Chez WXW, les modèles semblent prendre la réalité pour leurs désirs. Il suffit de contempler ses décors peints : sobres, sans ostentations, dépouillés de tout luxe. La scène semble bien ordinaire. « En fait ils sont leur propre rôle, explique WXW. Le fermier, le charretier font ce qu’ils sont dans la vie quotidienne. Ils viennent avec leurs accessoires. Ces personnages sont de véritables documentations, des témoignages de métiers, de cultures traditionnelles vivant encore en Inde » Si le personnage est bien dans sa réalité, il est aussi dans celle du photographe, poète et miniaturiste par ailleurs avec la complicité de R. Vijay. « En les mettant en scène par le biais d’une simple toile peinte fidèle à leur environnement quotidien c’est tout autant ce qu’ils sont que l’idée qu’ils s’en font qui m’intéresse, la manière dont ils se voient, la façon dont ils jouent leur propre rôle ».

Si l’on regarde à nouveau Chiman en train de faire ses ablutions, il ne le fait pas sans certaines afféteries. « Parce que Chiman est également artiste dans la vie,précise Patrick Guicherd, galeriste de Waswo basé à Pondichéry.En fait, WXW photographie surtout le regard que les personnages portent sur eux-mêmes et la manière dont ils se voient parle aussi de ces regards que la société porte sur eux et sur elle-même.

Ainsi aux côtés de ceux qui posent devant des rêves souvent intimidants, il y a ceux que WXW photographie au cœur de leur réalité. Les premiers deviennent un temps ce qu’ils ne sont pas tandis que les seconds, face à l’objectif qui soudain s’intéresse à eux, prennent conscience de ce qu’ils sont. Ils se mettent non pas à vivre mais à exister.
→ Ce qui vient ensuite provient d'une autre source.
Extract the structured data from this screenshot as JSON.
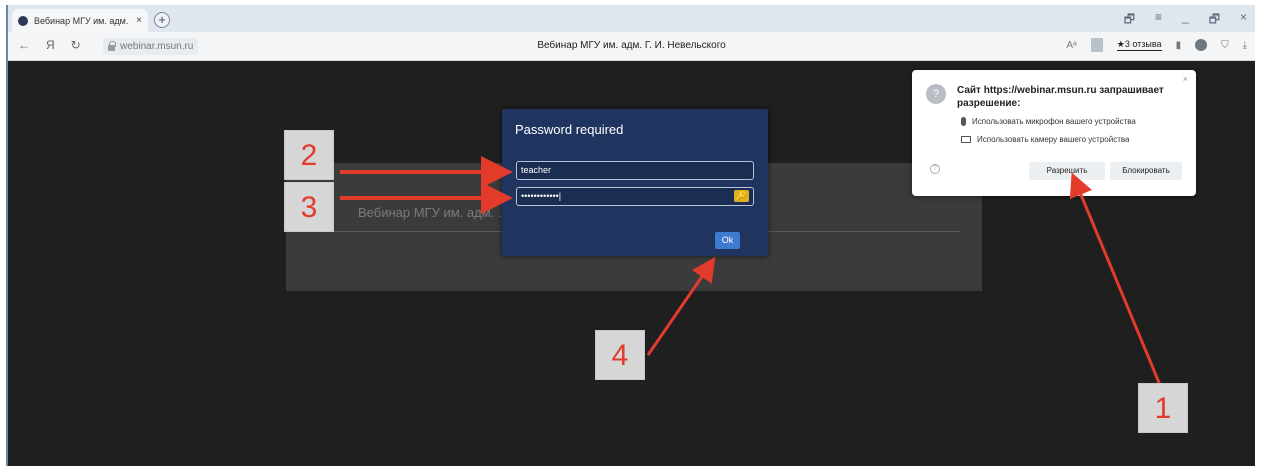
{
  "browser": {
    "tab_title": "Вебинар МГУ им. адм.",
    "tab_close": "×",
    "new_tab": "+",
    "url": "webinar.msun.ru",
    "page_title": "Вебинар МГУ им. адм. Г. И. Невельского",
    "reviews_label": "★3 отзыва",
    "window_controls": [
      "🗗",
      "≡",
      "_",
      "🗗",
      "×"
    ],
    "nav": {
      "back": "←",
      "yandex": "Я",
      "reload": "↻"
    }
  },
  "page": {
    "login_text": "Вебинар МГУ им. адм. … crophone and camera."
  },
  "dialog": {
    "title": "Password required",
    "username_value": "teacher",
    "password_value": "••••••••••••|",
    "ok_label": "Ok"
  },
  "permission_popup": {
    "heading": "Сайт https://webinar.msun.ru запрашивает разрешение:",
    "mic_text": "Использовать микрофон вашего устройства",
    "camera_text": "Использовать камеру вашего устройства",
    "allow_label": "Разрешить",
    "block_label": "Блокировать",
    "close": "×"
  },
  "callouts": [
    "1",
    "2",
    "3",
    "4"
  ],
  "colors": {
    "annotation_red": "#e23b2c",
    "dialog_bg": "#1f3560",
    "ok_blue": "#3d7bd0"
  }
}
Ils deviennent tout simplement ce qu’ils sont.

Philippe Pataud Célérier

Pour en savoir plus : 

Waswo X Waswo : Né aux Etats-Unis en 1953, Waswo a très vite renoué avec cette culture indienne transmise par son père décédé à Goa. Après une formation à l’institut photographique de Milwaukee (Wisconsin) complété par le centre de photographie contemporaine de Florence, il s’installe à Udaipur au Rajasthan. Ses photographies publiées dans la presse internationale font aussi l’objet d’expositions muséographiques (Haggerty Museum of Art du Wisconsin). 2006 marque l’aboutissement de son premier livre : India Poems: The PhotographsGallerie Publishers, 2006 ; double recueil de poésies et de photographies consacrées à l’Inde dont le touché sépia des images n’est pas sans évoquer l’inventaire photographique de l’américain Edward S. Curtis lorsqu’il portait un regard anthropologique sur les Indiens d’Amérique. Après sa série A Studio in Rajasthan, son travail actuel, les nouveaux mythes, combine photographies et vidéo.